Businesses today are at a big disadvantage in trying to combat data breaches, as there are so many ways that they can happen. Sometimes, they can originate from outside hacking groups. Or, they can come from malevolent internal actors. Other times, they can happen by mistake.
Just recently, for instance, news broke about a phone company whose customers received an email asking for a copy of their driver’s license. The purpose of the email was, supposedly, to verify their address — a move that the company deemed necessary to prevent fraud.
As is to be expected, many customers replied and provided the company with their personal data after they were solicited. But there was a problem: Responses were sent to every other recipient who had received the original notification.
According to The Verge, this was no phishing scam. Rather, the data breach was due to an email misconfiguration. The email did in fact come from the phone manufacturer, but it was sent as a group email. So when customers replied, they did so without knowing that they were sending their sensitive personal data to every other recipient on the list.

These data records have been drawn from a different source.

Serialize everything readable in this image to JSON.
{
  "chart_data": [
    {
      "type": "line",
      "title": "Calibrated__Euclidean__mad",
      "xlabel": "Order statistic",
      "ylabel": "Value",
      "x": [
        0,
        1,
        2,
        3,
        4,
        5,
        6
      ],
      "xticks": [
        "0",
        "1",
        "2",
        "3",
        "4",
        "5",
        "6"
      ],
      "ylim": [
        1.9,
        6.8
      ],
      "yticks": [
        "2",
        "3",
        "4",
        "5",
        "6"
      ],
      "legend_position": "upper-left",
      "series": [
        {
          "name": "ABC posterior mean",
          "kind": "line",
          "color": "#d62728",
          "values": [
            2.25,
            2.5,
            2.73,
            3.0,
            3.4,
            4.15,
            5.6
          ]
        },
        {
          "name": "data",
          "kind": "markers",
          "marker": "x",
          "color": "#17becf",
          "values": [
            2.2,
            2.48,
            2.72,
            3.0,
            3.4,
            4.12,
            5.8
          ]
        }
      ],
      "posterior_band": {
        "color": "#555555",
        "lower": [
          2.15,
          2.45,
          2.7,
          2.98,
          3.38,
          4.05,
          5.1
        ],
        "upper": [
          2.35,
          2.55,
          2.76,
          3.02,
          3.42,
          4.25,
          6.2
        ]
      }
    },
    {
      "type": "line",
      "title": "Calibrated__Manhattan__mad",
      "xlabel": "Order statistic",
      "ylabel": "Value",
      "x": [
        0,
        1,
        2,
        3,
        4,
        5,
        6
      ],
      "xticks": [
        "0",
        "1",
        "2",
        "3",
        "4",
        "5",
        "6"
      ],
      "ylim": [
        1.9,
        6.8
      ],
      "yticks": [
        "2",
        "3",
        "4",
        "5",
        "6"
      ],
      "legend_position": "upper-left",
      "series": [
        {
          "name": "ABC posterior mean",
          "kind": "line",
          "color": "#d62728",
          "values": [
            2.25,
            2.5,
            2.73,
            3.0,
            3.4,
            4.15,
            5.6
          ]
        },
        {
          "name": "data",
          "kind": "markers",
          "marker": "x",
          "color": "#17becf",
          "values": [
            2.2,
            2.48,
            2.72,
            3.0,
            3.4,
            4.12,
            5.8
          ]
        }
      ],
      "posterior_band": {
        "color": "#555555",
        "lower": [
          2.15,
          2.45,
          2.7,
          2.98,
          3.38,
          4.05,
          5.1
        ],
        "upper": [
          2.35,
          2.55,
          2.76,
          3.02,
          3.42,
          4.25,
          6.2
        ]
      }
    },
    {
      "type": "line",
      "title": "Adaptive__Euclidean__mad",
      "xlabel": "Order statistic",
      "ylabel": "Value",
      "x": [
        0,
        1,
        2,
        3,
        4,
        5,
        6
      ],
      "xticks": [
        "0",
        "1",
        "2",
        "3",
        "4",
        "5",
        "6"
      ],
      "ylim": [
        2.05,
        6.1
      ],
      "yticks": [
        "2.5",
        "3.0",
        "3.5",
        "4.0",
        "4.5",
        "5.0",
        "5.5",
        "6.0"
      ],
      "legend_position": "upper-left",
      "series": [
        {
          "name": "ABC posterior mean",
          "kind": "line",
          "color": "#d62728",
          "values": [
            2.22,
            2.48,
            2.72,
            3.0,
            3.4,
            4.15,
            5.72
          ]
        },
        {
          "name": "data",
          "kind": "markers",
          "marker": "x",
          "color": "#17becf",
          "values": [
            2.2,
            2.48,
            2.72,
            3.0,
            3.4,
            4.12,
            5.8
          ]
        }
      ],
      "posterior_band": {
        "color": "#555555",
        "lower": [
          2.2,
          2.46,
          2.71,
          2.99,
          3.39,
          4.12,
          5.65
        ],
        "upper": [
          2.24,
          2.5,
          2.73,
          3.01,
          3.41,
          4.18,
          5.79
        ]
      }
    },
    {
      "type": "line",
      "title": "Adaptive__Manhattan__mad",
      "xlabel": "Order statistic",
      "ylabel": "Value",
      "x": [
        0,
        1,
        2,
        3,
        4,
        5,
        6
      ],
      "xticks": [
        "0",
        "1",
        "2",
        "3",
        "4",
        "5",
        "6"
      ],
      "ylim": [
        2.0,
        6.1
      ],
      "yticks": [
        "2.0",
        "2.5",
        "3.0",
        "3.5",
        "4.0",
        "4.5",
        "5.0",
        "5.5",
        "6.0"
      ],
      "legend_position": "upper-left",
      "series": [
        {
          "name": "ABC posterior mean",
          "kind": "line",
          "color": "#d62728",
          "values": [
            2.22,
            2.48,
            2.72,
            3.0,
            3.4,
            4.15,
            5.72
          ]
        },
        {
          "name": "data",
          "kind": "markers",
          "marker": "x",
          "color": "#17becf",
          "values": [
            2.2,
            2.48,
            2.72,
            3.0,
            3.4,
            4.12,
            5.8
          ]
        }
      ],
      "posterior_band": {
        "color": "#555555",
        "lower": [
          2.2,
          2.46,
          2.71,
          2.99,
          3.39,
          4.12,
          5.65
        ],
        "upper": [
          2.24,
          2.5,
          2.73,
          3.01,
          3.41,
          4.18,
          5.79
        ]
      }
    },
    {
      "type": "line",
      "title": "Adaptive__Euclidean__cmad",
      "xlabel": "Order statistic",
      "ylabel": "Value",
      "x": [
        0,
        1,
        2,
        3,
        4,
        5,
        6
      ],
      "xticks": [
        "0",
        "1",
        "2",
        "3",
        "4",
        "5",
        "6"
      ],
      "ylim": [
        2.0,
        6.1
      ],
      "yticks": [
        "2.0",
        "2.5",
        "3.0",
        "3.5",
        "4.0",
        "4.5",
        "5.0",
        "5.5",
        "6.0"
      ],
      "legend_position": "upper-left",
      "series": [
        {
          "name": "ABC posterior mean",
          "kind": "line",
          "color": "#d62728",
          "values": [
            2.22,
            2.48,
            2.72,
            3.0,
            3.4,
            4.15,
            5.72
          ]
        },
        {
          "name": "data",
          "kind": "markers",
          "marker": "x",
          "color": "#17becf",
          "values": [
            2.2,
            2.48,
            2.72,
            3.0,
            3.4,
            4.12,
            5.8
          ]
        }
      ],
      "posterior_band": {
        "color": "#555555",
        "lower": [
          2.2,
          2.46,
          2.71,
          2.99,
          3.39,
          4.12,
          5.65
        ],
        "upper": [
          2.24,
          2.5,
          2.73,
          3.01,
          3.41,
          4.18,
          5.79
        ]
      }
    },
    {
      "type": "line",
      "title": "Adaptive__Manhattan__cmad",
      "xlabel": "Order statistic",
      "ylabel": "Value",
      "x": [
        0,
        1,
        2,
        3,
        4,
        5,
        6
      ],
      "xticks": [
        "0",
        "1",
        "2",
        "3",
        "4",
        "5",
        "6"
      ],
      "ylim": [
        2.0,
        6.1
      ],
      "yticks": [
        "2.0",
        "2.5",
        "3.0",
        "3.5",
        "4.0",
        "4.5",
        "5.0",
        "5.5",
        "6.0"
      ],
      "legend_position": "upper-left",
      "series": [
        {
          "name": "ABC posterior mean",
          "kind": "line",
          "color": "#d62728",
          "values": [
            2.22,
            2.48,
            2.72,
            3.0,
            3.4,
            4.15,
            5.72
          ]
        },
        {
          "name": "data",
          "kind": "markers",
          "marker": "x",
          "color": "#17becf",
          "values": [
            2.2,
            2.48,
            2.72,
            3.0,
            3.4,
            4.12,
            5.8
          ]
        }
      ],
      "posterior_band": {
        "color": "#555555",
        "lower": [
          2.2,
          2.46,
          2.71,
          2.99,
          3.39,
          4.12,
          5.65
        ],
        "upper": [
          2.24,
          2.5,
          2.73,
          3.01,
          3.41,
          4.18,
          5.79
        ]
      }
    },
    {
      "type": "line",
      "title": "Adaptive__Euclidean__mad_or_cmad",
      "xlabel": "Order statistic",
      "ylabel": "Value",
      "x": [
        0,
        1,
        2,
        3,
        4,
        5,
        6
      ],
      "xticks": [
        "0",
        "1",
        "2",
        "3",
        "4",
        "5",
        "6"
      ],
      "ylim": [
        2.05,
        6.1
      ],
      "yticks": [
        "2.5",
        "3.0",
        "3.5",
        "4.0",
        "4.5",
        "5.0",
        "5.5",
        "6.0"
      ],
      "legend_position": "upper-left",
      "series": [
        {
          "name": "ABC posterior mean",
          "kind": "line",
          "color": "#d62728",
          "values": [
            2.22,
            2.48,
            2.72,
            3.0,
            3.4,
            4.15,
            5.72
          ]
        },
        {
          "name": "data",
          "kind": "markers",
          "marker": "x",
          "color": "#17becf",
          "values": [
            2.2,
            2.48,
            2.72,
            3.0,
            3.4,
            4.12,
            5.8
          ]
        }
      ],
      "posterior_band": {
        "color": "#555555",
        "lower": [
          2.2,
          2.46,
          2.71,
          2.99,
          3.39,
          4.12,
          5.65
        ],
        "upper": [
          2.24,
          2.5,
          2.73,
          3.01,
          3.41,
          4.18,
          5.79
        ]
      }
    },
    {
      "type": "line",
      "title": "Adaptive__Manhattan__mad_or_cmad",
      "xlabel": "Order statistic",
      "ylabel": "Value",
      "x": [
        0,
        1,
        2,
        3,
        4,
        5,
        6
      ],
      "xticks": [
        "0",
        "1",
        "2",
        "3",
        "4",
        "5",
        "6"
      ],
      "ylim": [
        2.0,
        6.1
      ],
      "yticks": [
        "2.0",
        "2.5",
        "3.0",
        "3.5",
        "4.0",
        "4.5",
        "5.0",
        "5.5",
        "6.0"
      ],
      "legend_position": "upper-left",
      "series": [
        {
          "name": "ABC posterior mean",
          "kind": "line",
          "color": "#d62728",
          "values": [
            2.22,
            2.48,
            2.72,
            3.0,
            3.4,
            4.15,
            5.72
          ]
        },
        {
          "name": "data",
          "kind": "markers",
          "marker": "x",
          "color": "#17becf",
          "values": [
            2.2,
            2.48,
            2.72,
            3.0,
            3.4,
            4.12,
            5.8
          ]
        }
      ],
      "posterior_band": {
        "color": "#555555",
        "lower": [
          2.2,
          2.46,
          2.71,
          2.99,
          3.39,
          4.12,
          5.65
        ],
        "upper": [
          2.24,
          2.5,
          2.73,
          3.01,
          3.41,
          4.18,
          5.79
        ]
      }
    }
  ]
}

Unfortunately, there is little that the company can do to rectify this situation. It remains to be seen whether a class action lawsuit will be filed against the company, or whether the company will attempt to settle the case individually. It’s not clear exactly how many customers were impacted, or whether any of the misplaced data was used in a harmful way.
What is clear, though, is that there will be some sort of negative repercussion for this company. If nothing else, the company now has to live with a tarnished reputation. It’s hard to imagine that customers will be pleased about this error. And some may now be questioning whether they want to continue doing business with this organization.

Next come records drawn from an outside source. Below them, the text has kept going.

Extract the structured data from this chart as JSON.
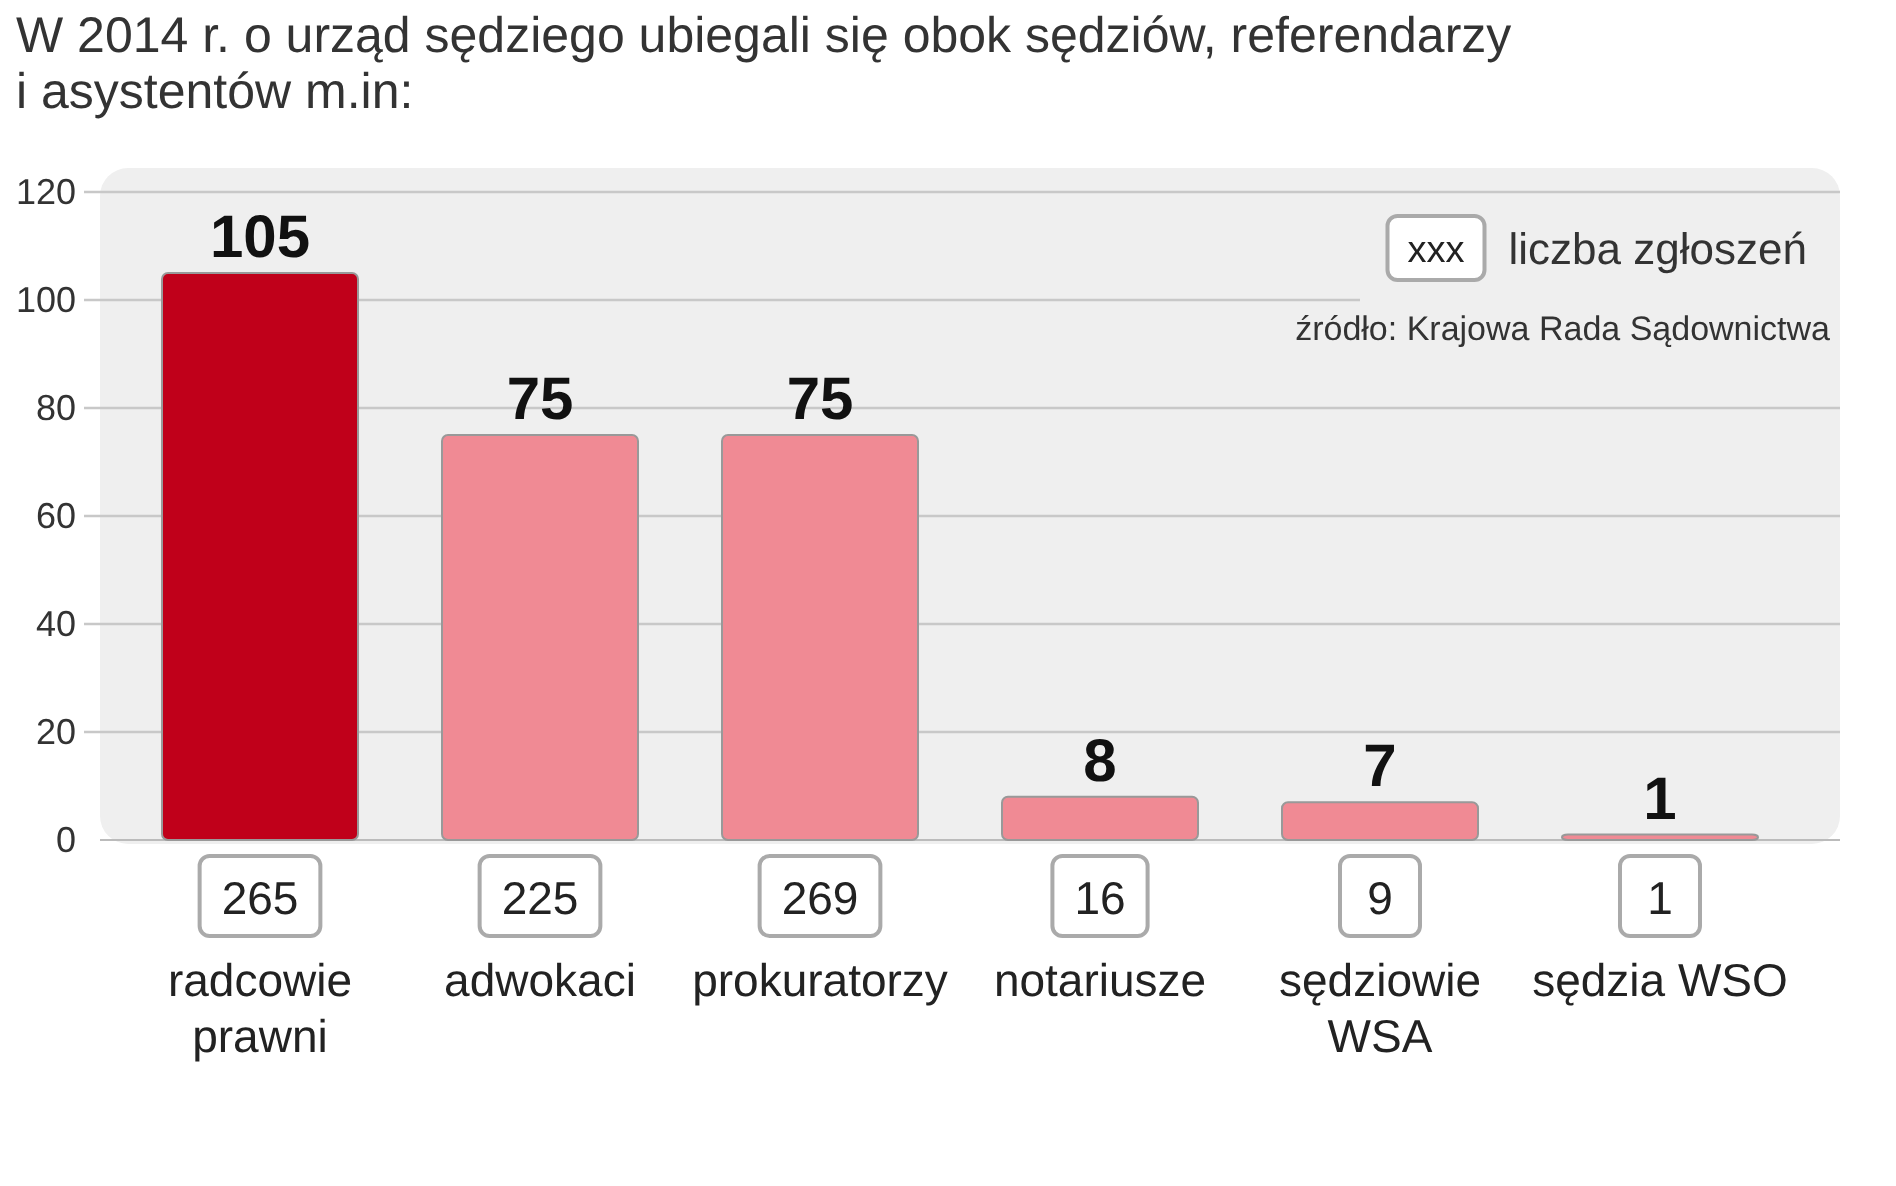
{
  "chart_data": {
    "type": "bar",
    "title": "W 2014 r. o urząd sędziego ubiegali się obok sędziów, referendarzy i asystentów m.in:",
    "categories": [
      "radcowie prawni",
      "adwokaci",
      "prokuratorzy",
      "notariusze",
      "sędziowie WSA",
      "sędzia WSO"
    ],
    "values": [
      105,
      75,
      75,
      8,
      7,
      1
    ],
    "colors": [
      "#c0001a",
      "#f08a94",
      "#f08a94",
      "#f08a94",
      "#f08a94",
      "#f08a94"
    ],
    "ylim": [
      0,
      120
    ],
    "yticks": [
      0,
      20,
      40,
      60,
      80,
      100,
      120
    ],
    "grid": "y",
    "data_labels": true,
    "annotations": [
      "265",
      "225",
      "269",
      "16",
      "9",
      "1",
      "xxx",
      "liczba zgłoszeń",
      "źródło: Krajowa Rada Sądownictwa"
    ]
  }
}
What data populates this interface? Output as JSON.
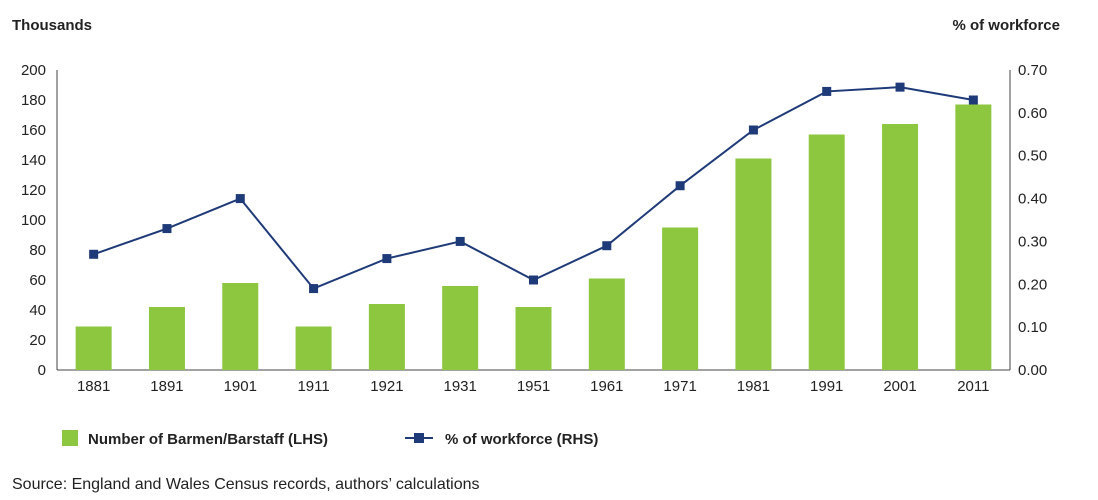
{
  "chart_data": {
    "type": "bar+line",
    "categories": [
      "1881",
      "1891",
      "1901",
      "1911",
      "1921",
      "1931",
      "1951",
      "1961",
      "1971",
      "1981",
      "1991",
      "2001",
      "2011"
    ],
    "series": [
      {
        "name": "Number of Barmen/Barstaff (LHS)",
        "type": "bar",
        "axis": "left",
        "color": "#8dc63f",
        "values": [
          29,
          42,
          58,
          29,
          44,
          56,
          42,
          61,
          95,
          141,
          157,
          164,
          177
        ]
      },
      {
        "name": "% of workforce (RHS)",
        "type": "line",
        "axis": "right",
        "color": "#1f3a78",
        "values": [
          0.27,
          0.33,
          0.4,
          0.19,
          0.26,
          0.3,
          0.21,
          0.29,
          0.43,
          0.56,
          0.65,
          0.66,
          0.63
        ]
      }
    ],
    "y_left": {
      "label": "Thousands",
      "min": 0,
      "max": 200,
      "ticks": [
        "0",
        "20",
        "40",
        "60",
        "80",
        "100",
        "120",
        "140",
        "160",
        "180",
        "200"
      ]
    },
    "y_right": {
      "label": "% of workforce",
      "min": 0,
      "max": 0.7,
      "ticks": [
        "0.00",
        "0.10",
        "0.20",
        "0.30",
        "0.40",
        "0.50",
        "0.60",
        "0.70"
      ]
    },
    "grid": false,
    "legend": "bottom-left",
    "source": "Source: England and Wales Census records, authors’ calculations"
  }
}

So, what could have been done to prevent this situation? It comes down to being careful. This was a simple mistake that was not caught, and wound up leading to a data breach.
Here are some tips as to how you can avoid this issue:
Use experienced agents: Always make sure that the people who are managing your day-to-day customer needs are experienced and of the highest quality. Simply put, hire agents that know what they are doing and will be less likely to make small and careless mistakes.

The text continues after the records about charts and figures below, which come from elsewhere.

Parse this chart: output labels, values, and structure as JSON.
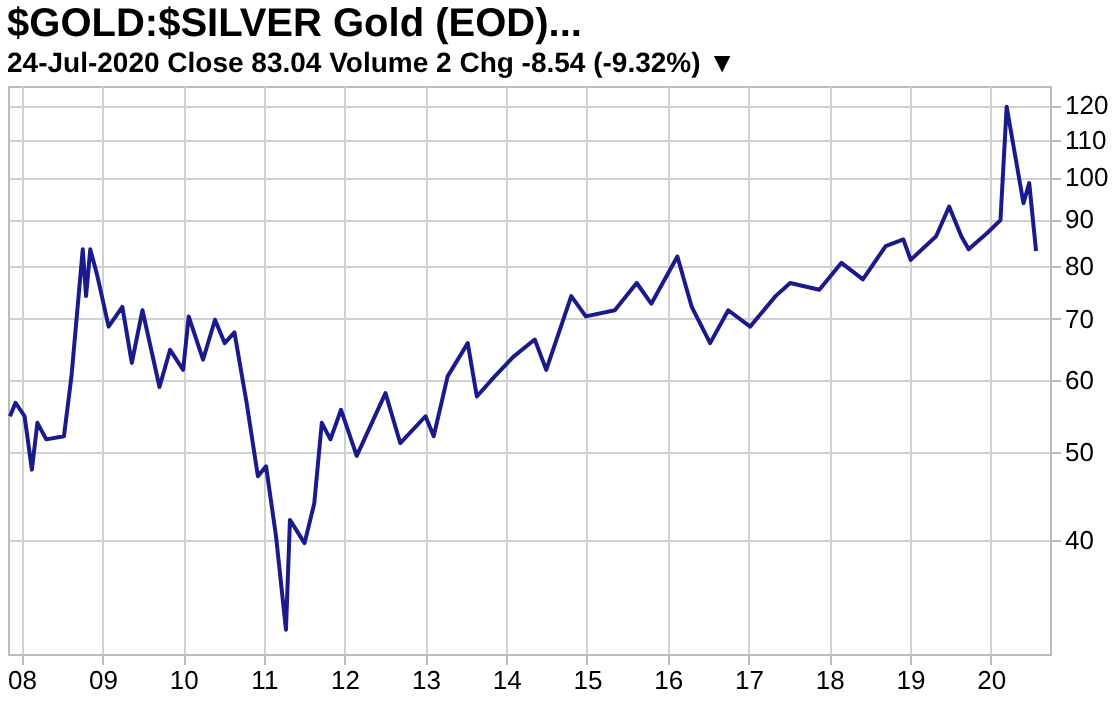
{
  "chart_data": {
    "type": "line",
    "title": "$GOLD:$SILVER Gold (EOD)...",
    "subtitle": "24-Jul-2020   Close 83.04  Volume 2  Chg -8.54 (-9.32%) ▼",
    "x": [
      "2007-11-10",
      "2007-12-05",
      "2008-01-15",
      "2008-02-17",
      "2008-03-13",
      "2008-04-22",
      "2008-07-11",
      "2008-08-14",
      "2008-10-04",
      "2008-10-19",
      "2008-11-07",
      "2008-12-09",
      "2009-01-29",
      "2009-04-01",
      "2009-05-14",
      "2009-07-01",
      "2009-09-16",
      "2009-11-03",
      "2010-01-01",
      "2010-01-26",
      "2010-04-01",
      "2010-05-25",
      "2010-07-08",
      "2010-08-21",
      "2010-10-15",
      "2010-12-05",
      "2011-01-11",
      "2011-02-25",
      "2011-04-11",
      "2011-04-29",
      "2011-07-04",
      "2011-08-17",
      "2011-09-20",
      "2011-10-29",
      "2011-12-16",
      "2012-02-25",
      "2012-07-04",
      "2012-09-09",
      "2013-01-01",
      "2013-02-07",
      "2013-04-11",
      "2013-07-11",
      "2013-08-21",
      "2013-11-10",
      "2014-02-03",
      "2014-05-10",
      "2014-07-01",
      "2014-10-22",
      "2014-12-27",
      "2015-05-07",
      "2015-08-14",
      "2015-10-19",
      "2016-02-14",
      "2016-04-19",
      "2016-07-11",
      "2016-10-01",
      "2017-01-08",
      "2017-05-03",
      "2017-07-08",
      "2017-11-17",
      "2018-02-25",
      "2018-06-02",
      "2018-09-13",
      "2018-12-02",
      "2019-01-04",
      "2019-04-29",
      "2019-06-27",
      "2019-08-21",
      "2019-09-23",
      "2019-12-16",
      "2020-02-14",
      "2020-03-13",
      "2020-04-08",
      "2020-05-28",
      "2020-06-23",
      "2020-07-24"
    ],
    "series": [
      {
        "color": "#1a1a8c",
        "values": [
          54.7,
          56.6,
          54.7,
          47.8,
          53.8,
          51.6,
          52.0,
          60.5,
          83.4,
          74.1,
          83.4,
          78.0,
          68.6,
          72.1,
          62.6,
          71.5,
          58.9,
          64.7,
          61.5,
          70.4,
          63.1,
          69.8,
          65.8,
          67.6,
          56.6,
          47.0,
          48.2,
          40.4,
          31.9,
          42.1,
          39.7,
          43.9,
          53.8,
          51.6,
          55.6,
          49.5,
          58.0,
          51.1,
          54.7,
          52.0,
          60.5,
          65.8,
          57.5,
          60.5,
          63.6,
          66.4,
          61.5,
          74.1,
          70.4,
          71.5,
          76.6,
          72.7,
          81.9,
          72.1,
          65.8,
          71.5,
          68.6,
          74.1,
          76.6,
          75.3,
          80.6,
          77.3,
          84.1,
          85.5,
          81.2,
          86.2,
          92.9,
          86.2,
          83.4,
          86.9,
          89.8,
          119.6,
          110.0,
          93.7,
          98.6,
          83.04
        ]
      }
    ],
    "log": "y",
    "ylim": [
      30,
      126
    ],
    "yticks": [
      40,
      50,
      60,
      70,
      80,
      90,
      100,
      110,
      120
    ],
    "xlim": [
      "2007-11-01",
      "2020-09-25"
    ],
    "xticks": [
      {
        "value": "2008",
        "label": "08"
      },
      {
        "value": "2009",
        "label": "09"
      },
      {
        "value": "2010",
        "label": "10"
      },
      {
        "value": "2011",
        "label": "11"
      },
      {
        "value": "2012",
        "label": "12"
      },
      {
        "value": "2013",
        "label": "13"
      },
      {
        "value": "2014",
        "label": "14"
      },
      {
        "value": "2015",
        "label": "15"
      },
      {
        "value": "2016",
        "label": "16"
      },
      {
        "value": "2017",
        "label": "17"
      },
      {
        "value": "2018",
        "label": "18"
      },
      {
        "value": "2019",
        "label": "19"
      },
      {
        "value": "2020",
        "label": "20"
      }
    ],
    "grid": true,
    "marker": "none",
    "line_style": "solid"
  }
}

Have employees double check their work: Encourage your contact center employees to work smarter, not faster. Rather than rush to complete a task and hit quota, have them slow down and double check their work. Asking employees to think through problems rather than rush them or dash them off could go a long way in preventing costly errors.
Avoid using email lists for sensitive requests: If possible, avoid asking to verify identities using an outdated or inefficient platform like email. Instead, ask customers to securely log into your website and verify the data themselves. It’s much safer this way.